Every morning the Sun seems to rise over one side of the sky, climb slowly up and across, then slide down and set on the other side in the evening. Watch it for a whole day and it really does look as if the Sun is sailing over your head, from one horizon to the other.
But it isn't. The Sun is not flying across the sky. The Sun stays put. The thing that is really moving is you — because the ground under your feet is quietly turning.
The Earth is a giant ball, and it spins — one complete turn, all the way round, every single day. As it turns it carries you, your house, your whole town round with it. That slow, steady spin is the secret behind day and night.
The Sun is far away and shines from just one direction, like a torch held up on one side of the room. So its light can only reach half of the ball at a time. It can never wrap all the way round and light up the back.
The half of the Earth facing the Sun is in bright daytime. At the very same moment, the half turned away is in night. There is always a daytime half and always a night half — they just keep swapping places as the Earth turns. Slide the time of day below and watch the little person carried out of the sunlight, round into the dark side, and back into the morning again.
Watch the person in the box and you can follow a whole day:
The Earth always spins the same way — towards the east. Because you are being carried eastward, the Sun always seems to peek up over the eastern horizon first, drift across the sky, and dip down in the west at the end of the day. It does this everywhere on Earth, day after day, because everywhere is riding the same spin.
Try it with a merry-go-round, or just by spinning slowly on a chair. Turn yourself one way and the whole room seems to slide past you the other way. A lamp on the wall isn't moving at all — but as you turn, it swings into view on one side and out of view on the other. The Sun does the same trick on you: it stays still, and you are the one turning.
Because only part of the ball faces the Sun at any moment, the whole world cannot have midday at the same time. As the Earth turns, midday sweeps slowly across it — first one country has the Sun overhead, then the next, then the next, like a spotlight crawling across the ground.
That is why the world is split into time zones. When the clock says lunchtime where you live, it can already be evening in a country to the east (they turned towards the Sun before you did) and still early morning far to the west (they haven't quite turned to face it yet). Nobody's clock is "wrong" — each place just sets its clocks by where the Sun is in its sky.
Imagine it is the middle of the day where you are — the Sun is high, you're eating lunch. Now picture a friend on the exact opposite side of the world, straight through the Earth from you. They are on the night half.
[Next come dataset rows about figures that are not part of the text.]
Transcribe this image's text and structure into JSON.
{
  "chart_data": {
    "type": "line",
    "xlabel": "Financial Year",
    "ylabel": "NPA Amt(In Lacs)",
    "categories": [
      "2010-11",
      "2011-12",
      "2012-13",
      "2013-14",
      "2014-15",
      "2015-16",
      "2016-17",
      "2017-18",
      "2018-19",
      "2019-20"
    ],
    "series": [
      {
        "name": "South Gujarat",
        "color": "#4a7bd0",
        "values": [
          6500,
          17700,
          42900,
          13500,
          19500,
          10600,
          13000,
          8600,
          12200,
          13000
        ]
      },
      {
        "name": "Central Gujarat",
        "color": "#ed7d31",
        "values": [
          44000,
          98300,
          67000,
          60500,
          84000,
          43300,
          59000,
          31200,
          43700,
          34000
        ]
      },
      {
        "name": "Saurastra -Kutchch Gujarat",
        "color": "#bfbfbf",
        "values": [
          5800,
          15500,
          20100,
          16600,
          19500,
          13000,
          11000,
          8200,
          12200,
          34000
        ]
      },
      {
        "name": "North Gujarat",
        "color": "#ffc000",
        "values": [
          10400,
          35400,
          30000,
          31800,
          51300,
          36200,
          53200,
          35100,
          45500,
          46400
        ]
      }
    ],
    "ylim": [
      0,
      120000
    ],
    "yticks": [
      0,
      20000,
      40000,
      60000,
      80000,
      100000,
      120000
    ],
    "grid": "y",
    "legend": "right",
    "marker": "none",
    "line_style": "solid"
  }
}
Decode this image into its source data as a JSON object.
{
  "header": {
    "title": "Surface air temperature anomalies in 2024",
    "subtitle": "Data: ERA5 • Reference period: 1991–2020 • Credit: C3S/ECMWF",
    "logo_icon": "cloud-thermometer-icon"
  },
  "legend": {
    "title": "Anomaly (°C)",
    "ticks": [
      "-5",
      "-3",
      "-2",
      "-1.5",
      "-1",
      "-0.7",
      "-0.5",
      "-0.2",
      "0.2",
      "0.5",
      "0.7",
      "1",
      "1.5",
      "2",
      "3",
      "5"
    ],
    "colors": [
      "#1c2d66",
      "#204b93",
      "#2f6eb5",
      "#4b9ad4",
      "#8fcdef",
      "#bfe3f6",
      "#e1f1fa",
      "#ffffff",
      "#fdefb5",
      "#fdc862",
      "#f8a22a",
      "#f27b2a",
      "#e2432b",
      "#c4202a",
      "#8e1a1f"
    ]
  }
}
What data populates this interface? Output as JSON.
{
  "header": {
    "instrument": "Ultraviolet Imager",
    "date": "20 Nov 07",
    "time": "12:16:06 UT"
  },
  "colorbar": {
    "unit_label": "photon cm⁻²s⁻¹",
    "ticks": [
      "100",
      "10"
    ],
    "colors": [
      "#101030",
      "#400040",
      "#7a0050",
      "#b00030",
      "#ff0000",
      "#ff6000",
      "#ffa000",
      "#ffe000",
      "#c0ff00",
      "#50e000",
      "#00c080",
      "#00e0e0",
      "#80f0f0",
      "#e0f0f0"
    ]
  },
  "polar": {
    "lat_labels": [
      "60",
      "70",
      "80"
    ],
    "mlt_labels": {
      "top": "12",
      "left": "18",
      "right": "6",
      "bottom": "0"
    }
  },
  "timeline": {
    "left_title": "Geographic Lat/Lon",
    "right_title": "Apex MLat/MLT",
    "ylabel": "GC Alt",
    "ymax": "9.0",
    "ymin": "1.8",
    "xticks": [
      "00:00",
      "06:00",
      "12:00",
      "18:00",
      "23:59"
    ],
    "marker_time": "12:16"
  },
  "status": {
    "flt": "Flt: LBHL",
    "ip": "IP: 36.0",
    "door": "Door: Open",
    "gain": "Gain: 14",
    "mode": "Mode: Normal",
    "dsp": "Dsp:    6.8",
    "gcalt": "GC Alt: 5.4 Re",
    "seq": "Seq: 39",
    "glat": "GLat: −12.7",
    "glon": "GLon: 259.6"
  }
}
For them it is the middle of the night, dark and quiet, and they are fast asleep in bed.
You could wave, but the whole thickness of the planet is between you. Wait about twelve hours and the Earth will have carried you both halfway round: now you are asleep in the dark, and your friend is blinking awake into their morning Sun. The same spin that gives you your day gives them their night.
Here is the strangest part. You feel completely still as you read this — but if you live near the middle of the Earth, the spin is carrying you along at over a thousand miles an hour. Faster than any aeroplane. Right now.
So why don't you feel a screaming wind, or get flung off? Because everything around you is moving together at the very same speed — the air, your chair, your pet, the trees, the whole Earth. Nothing rushes past you, so there is nothing to feel. Smoothly and silently, without a single bump, the planet carries you round into tomorrow.
Right at the very top and bottom of the Earth — near the North Pole and South Pole — something wonderful and weird happens. For part of the year the Sun goes round and round the sky without ever dipping below the horizon. It just circles overhead, all day and all "night". People call it the midnight Sun: you can play outside in broad daylight at midnight, for weeks on end.
Then, half a year later, it swaps. The Sun sinks below the horizon and stays hidden, so those same places have weeks of darkness called the polar night — the Sun never properly rises. It happens because the Earth is tilted as it spins, so the poles get pointed towards the Sun for one long stretch and away from it for another. Even at the ends of the Earth, it all comes back to the spinning, tilted ball.